Are you a victim of weaponised incompetence? It’s a term that’s gaining some traction at the moment.
“Strategically avoiding responsibility” is how psychologist Jocelyn Brewer described it to The Briefing host Katrina Blowers.
“It could be quite damaging for for women and the division of labour in the home. And I know I’ve often heard men, when they’ve become new parents.

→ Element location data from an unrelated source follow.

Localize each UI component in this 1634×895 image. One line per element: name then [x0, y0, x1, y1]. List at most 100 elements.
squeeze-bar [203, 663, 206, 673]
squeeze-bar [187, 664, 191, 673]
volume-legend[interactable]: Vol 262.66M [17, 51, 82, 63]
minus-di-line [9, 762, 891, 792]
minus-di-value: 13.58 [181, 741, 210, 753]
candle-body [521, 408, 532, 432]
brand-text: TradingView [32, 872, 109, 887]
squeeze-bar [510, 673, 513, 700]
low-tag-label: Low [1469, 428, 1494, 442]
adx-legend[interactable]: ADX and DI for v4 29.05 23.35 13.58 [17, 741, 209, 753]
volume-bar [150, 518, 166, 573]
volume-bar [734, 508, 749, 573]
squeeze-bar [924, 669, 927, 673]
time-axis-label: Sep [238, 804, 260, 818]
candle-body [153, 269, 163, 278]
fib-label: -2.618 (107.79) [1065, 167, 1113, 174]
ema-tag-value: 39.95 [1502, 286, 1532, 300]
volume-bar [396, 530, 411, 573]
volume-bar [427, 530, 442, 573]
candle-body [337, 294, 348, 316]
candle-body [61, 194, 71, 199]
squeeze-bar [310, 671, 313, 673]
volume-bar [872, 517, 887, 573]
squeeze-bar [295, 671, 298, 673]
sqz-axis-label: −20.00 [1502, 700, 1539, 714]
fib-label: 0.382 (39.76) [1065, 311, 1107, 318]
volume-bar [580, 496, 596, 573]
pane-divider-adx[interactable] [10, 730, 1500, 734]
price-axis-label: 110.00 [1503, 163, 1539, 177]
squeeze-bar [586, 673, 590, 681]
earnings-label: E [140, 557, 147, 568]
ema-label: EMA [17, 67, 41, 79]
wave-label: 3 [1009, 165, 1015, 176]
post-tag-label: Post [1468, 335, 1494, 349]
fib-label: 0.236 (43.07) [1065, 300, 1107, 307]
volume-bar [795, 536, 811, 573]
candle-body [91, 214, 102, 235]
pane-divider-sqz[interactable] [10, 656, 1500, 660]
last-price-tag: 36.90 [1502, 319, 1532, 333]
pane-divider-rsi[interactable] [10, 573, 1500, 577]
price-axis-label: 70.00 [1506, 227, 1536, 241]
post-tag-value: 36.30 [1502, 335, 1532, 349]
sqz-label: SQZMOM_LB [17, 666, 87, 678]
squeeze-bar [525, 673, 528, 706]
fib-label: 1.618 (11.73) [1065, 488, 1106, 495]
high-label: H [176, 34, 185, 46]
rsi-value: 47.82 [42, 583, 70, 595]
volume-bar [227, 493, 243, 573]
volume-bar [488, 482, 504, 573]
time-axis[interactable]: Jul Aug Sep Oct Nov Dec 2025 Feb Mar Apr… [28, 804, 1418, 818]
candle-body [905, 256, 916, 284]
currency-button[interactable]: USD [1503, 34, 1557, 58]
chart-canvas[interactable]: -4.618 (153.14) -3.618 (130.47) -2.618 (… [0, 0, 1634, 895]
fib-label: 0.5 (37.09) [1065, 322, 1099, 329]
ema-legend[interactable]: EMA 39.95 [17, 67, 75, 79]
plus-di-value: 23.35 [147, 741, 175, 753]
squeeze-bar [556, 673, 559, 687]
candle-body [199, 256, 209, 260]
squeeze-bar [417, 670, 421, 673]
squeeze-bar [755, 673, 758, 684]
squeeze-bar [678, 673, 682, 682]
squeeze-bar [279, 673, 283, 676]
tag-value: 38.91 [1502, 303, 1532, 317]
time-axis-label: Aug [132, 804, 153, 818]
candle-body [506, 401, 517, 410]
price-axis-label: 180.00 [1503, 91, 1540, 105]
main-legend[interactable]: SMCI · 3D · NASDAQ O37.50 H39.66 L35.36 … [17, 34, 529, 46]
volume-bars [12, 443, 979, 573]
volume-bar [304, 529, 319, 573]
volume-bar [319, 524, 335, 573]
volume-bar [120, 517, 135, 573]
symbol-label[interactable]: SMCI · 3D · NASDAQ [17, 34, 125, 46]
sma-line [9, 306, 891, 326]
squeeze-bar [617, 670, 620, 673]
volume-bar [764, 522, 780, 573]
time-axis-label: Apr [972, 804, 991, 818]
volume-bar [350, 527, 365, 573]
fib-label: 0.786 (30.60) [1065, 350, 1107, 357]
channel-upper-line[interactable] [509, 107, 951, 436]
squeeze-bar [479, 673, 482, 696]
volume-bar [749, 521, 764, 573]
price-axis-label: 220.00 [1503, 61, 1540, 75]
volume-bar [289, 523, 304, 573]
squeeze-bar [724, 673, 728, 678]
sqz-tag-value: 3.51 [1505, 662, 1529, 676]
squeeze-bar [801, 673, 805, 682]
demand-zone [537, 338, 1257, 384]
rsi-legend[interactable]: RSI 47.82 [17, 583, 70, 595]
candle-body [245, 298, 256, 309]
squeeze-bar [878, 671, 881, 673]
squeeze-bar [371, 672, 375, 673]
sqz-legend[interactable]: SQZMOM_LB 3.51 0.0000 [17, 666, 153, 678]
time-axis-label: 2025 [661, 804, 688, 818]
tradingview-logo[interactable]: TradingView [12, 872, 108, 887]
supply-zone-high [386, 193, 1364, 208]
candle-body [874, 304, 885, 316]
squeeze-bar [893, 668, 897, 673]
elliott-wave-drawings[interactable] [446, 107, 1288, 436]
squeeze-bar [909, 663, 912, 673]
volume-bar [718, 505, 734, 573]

Say ohh I’ll just leave the first six to twelve months up to mum… you know I I have no role here… The baby doesn’t want me…” Katrina explained.
Weaponised incompetence is a passive-aggressive pattern of behaviour in which someone in a relationship (professional or intimate) either deliberately performs a task poorly or pretends not to know how to do a task to avoid responsibility.

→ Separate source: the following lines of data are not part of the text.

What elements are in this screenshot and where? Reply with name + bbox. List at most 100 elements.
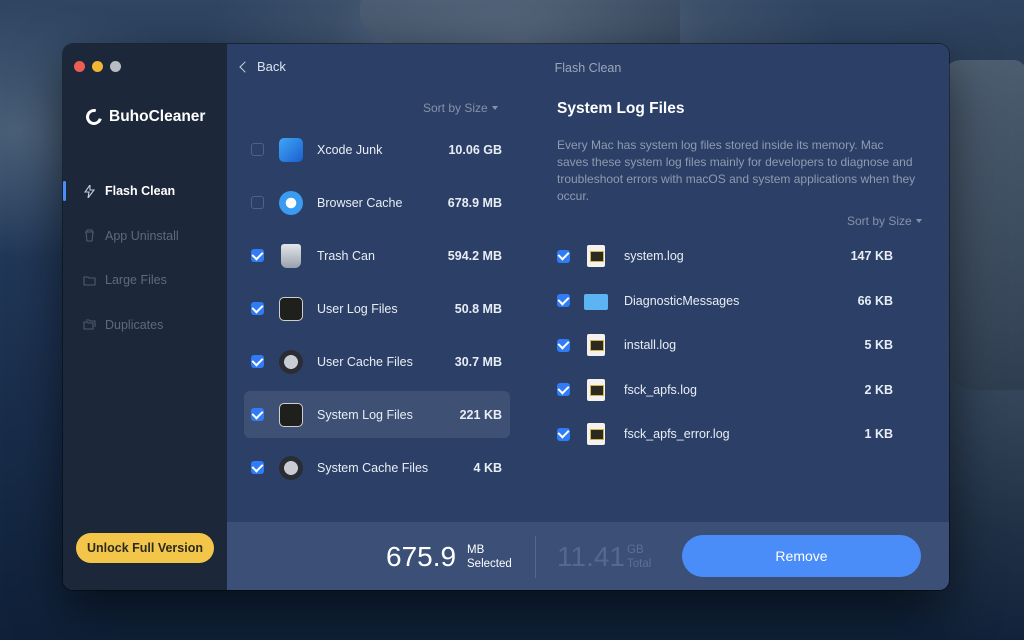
category-size: 4 KB	[473, 460, 502, 475]
app-name: BuhoCleaner	[109, 108, 206, 125]
minimize-button[interactable]	[92, 61, 103, 72]
log-file-icon	[587, 423, 605, 446]
sidebar-item-label: App Uninstall	[105, 228, 179, 243]
app-logo: BuhoCleaner	[83, 106, 206, 128]
log-file-icon	[587, 334, 605, 357]
checkbox[interactable]	[251, 461, 264, 474]
console-log-icon	[279, 296, 303, 321]
total-caption: Total	[627, 558, 652, 570]
category-name: User Log Files	[317, 301, 398, 316]
category-size: 221 KB	[459, 407, 502, 422]
category-size: 30.7 MB	[454, 354, 502, 369]
file-name: install.log	[624, 338, 677, 353]
sidebar-item-label: Large Files	[105, 273, 167, 288]
category-name: System Cache Files	[317, 460, 429, 475]
category-row-system-log-files[interactable]: System Log Files 221 KB	[244, 391, 510, 438]
folder-icon	[584, 294, 608, 311]
sidebar-item-app-uninstall[interactable]: App Uninstall	[63, 214, 227, 259]
category-row-user-cache-files[interactable]: User Cache Files 30.7 MB	[244, 335, 510, 388]
sidebar: BuhoCleaner Flash Clean App Uninstall La…	[63, 44, 227, 590]
file-size: 1 KB	[864, 427, 893, 442]
sort-label: Sort by Size	[847, 214, 912, 228]
zoom-button[interactable]	[110, 61, 121, 72]
file-name: fsck_apfs_error.log	[624, 427, 730, 442]
sort-label: Sort by Size	[423, 101, 488, 115]
sidebar-item-flash-clean[interactable]: Flash Clean	[63, 169, 227, 214]
category-list: Xcode Junk 10.06 GB Browser Cache 678.9 …	[244, 123, 510, 494]
category-name: Trash Can	[317, 248, 375, 263]
footer-bar: 675.9 MB Selected 11.41 GB Total Remove	[227, 522, 949, 590]
category-name: Browser Cache	[317, 195, 403, 210]
detail-description: Every Mac has system log files stored in…	[557, 138, 916, 203]
checkbox[interactable]	[251, 302, 264, 315]
app-window: BuhoCleaner Flash Clean App Uninstall La…	[63, 44, 949, 590]
file-name: DiagnosticMessages	[624, 293, 740, 308]
selected-unit: MB	[467, 544, 485, 556]
category-name: Xcode Junk	[317, 142, 383, 157]
main-panel: Back Flash Clean Sort by Size Xcode Junk…	[227, 44, 949, 522]
category-name: System Log Files	[317, 407, 413, 422]
unlock-full-version-button[interactable]: Unlock Full Version	[76, 533, 214, 563]
close-button[interactable]	[74, 61, 85, 72]
duplicates-icon	[83, 318, 96, 331]
page-title: Flash Clean	[554, 61, 622, 75]
category-size: 50.8 MB	[454, 301, 502, 316]
file-size: 5 KB	[864, 338, 893, 353]
category-row-system-cache-files[interactable]: System Cache Files 4 KB	[244, 441, 510, 494]
category-row-user-log-files[interactable]: User Log Files 50.8 MB	[244, 282, 510, 335]
file-size: 2 KB	[864, 382, 893, 397]
remove-button[interactable]: Remove	[682, 535, 921, 577]
xcode-icon	[279, 137, 303, 162]
category-sort-dropdown[interactable]: Sort by Size	[423, 101, 498, 115]
category-row-trash-can[interactable]: Trash Can 594.2 MB	[244, 229, 510, 282]
category-row-browser-cache[interactable]: Browser Cache 678.9 MB	[244, 176, 510, 229]
file-row[interactable]: fsck_apfs.log 2 KB	[557, 368, 897, 413]
flash-icon	[83, 184, 96, 198]
checkbox[interactable]	[557, 249, 570, 263]
sidebar-item-label: Duplicates	[105, 317, 164, 332]
sidebar-item-duplicates[interactable]: Duplicates	[63, 303, 227, 348]
console-gear-icon	[279, 402, 303, 427]
checkbox[interactable]	[251, 408, 264, 421]
sidebar-nav: Flash Clean App Uninstall Large Files Du…	[63, 169, 227, 347]
selected-size-label: MB Selected	[467, 543, 512, 571]
trash-icon	[83, 229, 96, 242]
chevron-down-icon	[915, 219, 922, 223]
checkbox[interactable]	[557, 338, 570, 352]
checkbox[interactable]	[251, 196, 264, 209]
category-row-xcode-junk[interactable]: Xcode Junk 10.06 GB	[244, 123, 510, 176]
file-name: system.log	[624, 249, 684, 264]
checkbox[interactable]	[251, 355, 264, 368]
category-size: 678.9 MB	[447, 195, 502, 210]
trash-can-icon	[281, 243, 301, 268]
total-size-value: 11.41	[557, 541, 625, 572]
file-size: 66 KB	[857, 293, 893, 308]
category-size: 10.06 GB	[448, 142, 502, 157]
file-row[interactable]: install.log 5 KB	[557, 323, 897, 368]
file-size: 147 KB	[850, 249, 893, 264]
log-file-icon	[587, 245, 605, 268]
checkbox[interactable]	[557, 427, 570, 441]
chevron-down-icon	[491, 106, 498, 110]
divider	[535, 536, 536, 578]
checkbox[interactable]	[557, 383, 570, 397]
total-unit: GB	[627, 544, 644, 556]
selected-caption: Selected	[467, 558, 512, 570]
checkbox[interactable]	[557, 294, 570, 308]
cache-clock-icon	[279, 349, 303, 374]
file-list: system.log 147 KB DiagnosticMessages 66 …	[557, 234, 897, 457]
checkbox[interactable]	[251, 143, 264, 156]
file-row[interactable]: fsck_apfs_error.log 1 KB	[557, 412, 897, 457]
log-file-icon	[587, 378, 605, 401]
cache-gear-icon	[279, 455, 303, 480]
file-sort-dropdown[interactable]: Sort by Size	[847, 214, 922, 228]
file-name: fsck_apfs.log	[624, 382, 697, 397]
category-size: 594.2 MB	[447, 248, 502, 263]
file-row[interactable]: system.log 147 KB	[557, 234, 897, 279]
checkbox[interactable]	[251, 249, 264, 262]
sidebar-item-large-files[interactable]: Large Files	[63, 258, 227, 303]
total-size-label: GB Total	[627, 543, 651, 571]
detail-title: System Log Files	[557, 100, 685, 117]
buho-logo-icon	[83, 106, 105, 128]
file-row[interactable]: DiagnosticMessages 66 KB	[557, 279, 897, 324]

In this episode of The Briefing, psychologist Jocelyn Brewer shares how it can manifest, and how to tell if you might be an unknowing victim.

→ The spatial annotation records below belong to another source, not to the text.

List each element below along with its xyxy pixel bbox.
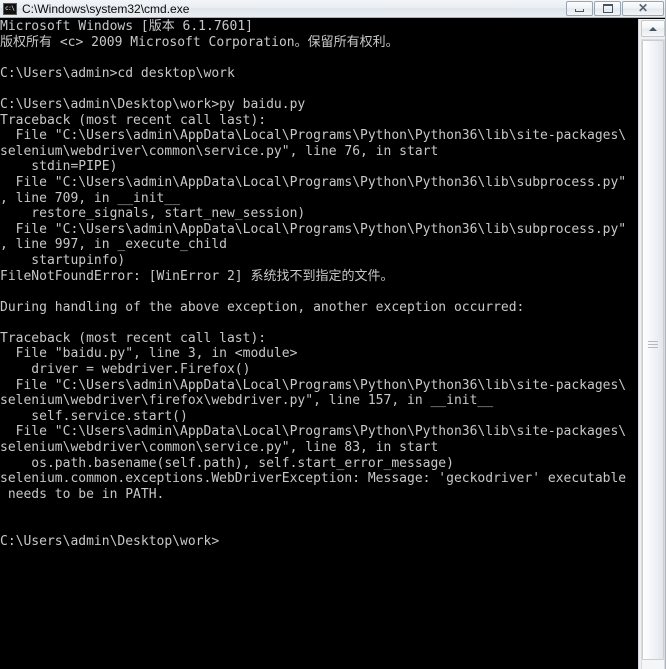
close-icon: ✕ — [637, 1, 649, 15]
console-line: selenium\webdriver\common\service.py", l… — [0, 143, 439, 159]
window-controls: ✕ — [565, 0, 664, 17]
console-line: Traceback (most recent call last): — [0, 112, 267, 128]
console-line: restore_signals, start_new_session) — [0, 206, 306, 222]
console-line: C:\Users\admin\Desktop\work> — [0, 533, 220, 549]
console-line: During handling of the above exception, … — [0, 299, 525, 315]
console-line: 版权所有 <c> 2009 Microsoft Corporation。保留所有… — [0, 34, 399, 50]
console-line: File "C:\Users\admin\AppData\Local\Progr… — [0, 128, 627, 144]
minimize-button[interactable] — [566, 1, 593, 16]
console-line: selenium\webdriver\common\service.py", l… — [0, 440, 439, 456]
console-line: File "C:\Users\admin\AppData\Local\Progr… — [0, 424, 627, 440]
console-line: Microsoft Windows [版本 6.1.7601] — [0, 19, 253, 34]
console-line: , line 709, in __init__ — [0, 190, 181, 206]
cmd-window: C:\Windows\system32\cmd.exe ✕ Microsoft … — [0, 0, 666, 669]
minimize-icon — [575, 9, 584, 12]
window-title: C:\Windows\system32\cmd.exe — [22, 1, 190, 16]
scrollbar-grip-icon — [648, 341, 658, 349]
console-line: FileNotFoundError: [WinError 2] 系统找不到指定的… — [0, 268, 394, 284]
console-line: selenium.common.exceptions.WebDriverExce… — [0, 471, 627, 487]
titlebar[interactable]: C:\Windows\system32\cmd.exe ✕ — [0, 0, 666, 18]
console-line: File "C:\Users\admin\AppData\Local\Progr… — [0, 174, 627, 190]
scrollbar-track[interactable] — [641, 39, 665, 669]
maximize-icon — [603, 4, 613, 13]
console-line: File "baidu.py", line 3, in <module> — [0, 346, 298, 362]
console-line: startupinfo) — [0, 252, 126, 268]
close-button[interactable]: ✕ — [622, 1, 664, 16]
console-line: , line 997, in _execute_child — [0, 237, 227, 253]
console-line: stdin=PIPE) — [0, 159, 118, 175]
console-icon — [3, 2, 17, 15]
console-text: Microsoft Windows [版本 6.1.7601] 版权所有 <c> … — [0, 19, 638, 549]
console-line: File "C:\Users\admin\AppData\Local\Progr… — [0, 377, 627, 393]
chevron-up-icon — [649, 26, 657, 31]
console-line: os.path.basename(self.path), self.start_… — [0, 455, 454, 471]
scrollbar-thumb[interactable] — [642, 40, 664, 660]
console-line: File "C:\Users\admin\AppData\Local\Progr… — [0, 221, 627, 237]
console-line: selenium\webdriver\firefox\webdriver.py"… — [0, 393, 494, 409]
console-line: C:\Users\admin\Desktop\work>py baidu.py — [0, 96, 306, 112]
console-line: needs to be in PATH. — [0, 486, 165, 502]
console-line: self.service.start() — [0, 408, 188, 424]
console-line: Traceback (most recent call last): — [0, 330, 267, 346]
console-line: C:\Users\admin>cd desktop\work — [0, 65, 235, 81]
vertical-scrollbar[interactable] — [638, 19, 666, 669]
maximize-button[interactable] — [594, 1, 621, 16]
console-line: driver = webdriver.Firefox() — [0, 362, 251, 378]
scroll-up-button[interactable] — [641, 20, 665, 37]
console-output-area[interactable]: Microsoft Windows [版本 6.1.7601] 版权所有 <c> … — [0, 19, 638, 669]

“That’s where a lot of it starts, I think is around caregiving,” Jocelyn explained.
She said it’s important parents have conversations around who can do what, and how people can help with caregiving in different ways.
She said women can often feel like because they are good at a job, they should to it.
“Women who are not necessarily good at taking compliments, may feel like. “Well, if I’m good at it, I should keep going and this is my role and my contribution”
“They then take on more and more, which then depletes them not only physically and psychologically, but then really can disrupt a a relationship and and start to, you know, create that conflict and resentment, and that’s the start of a bigger downfall within relationships, which gets quite tricky.”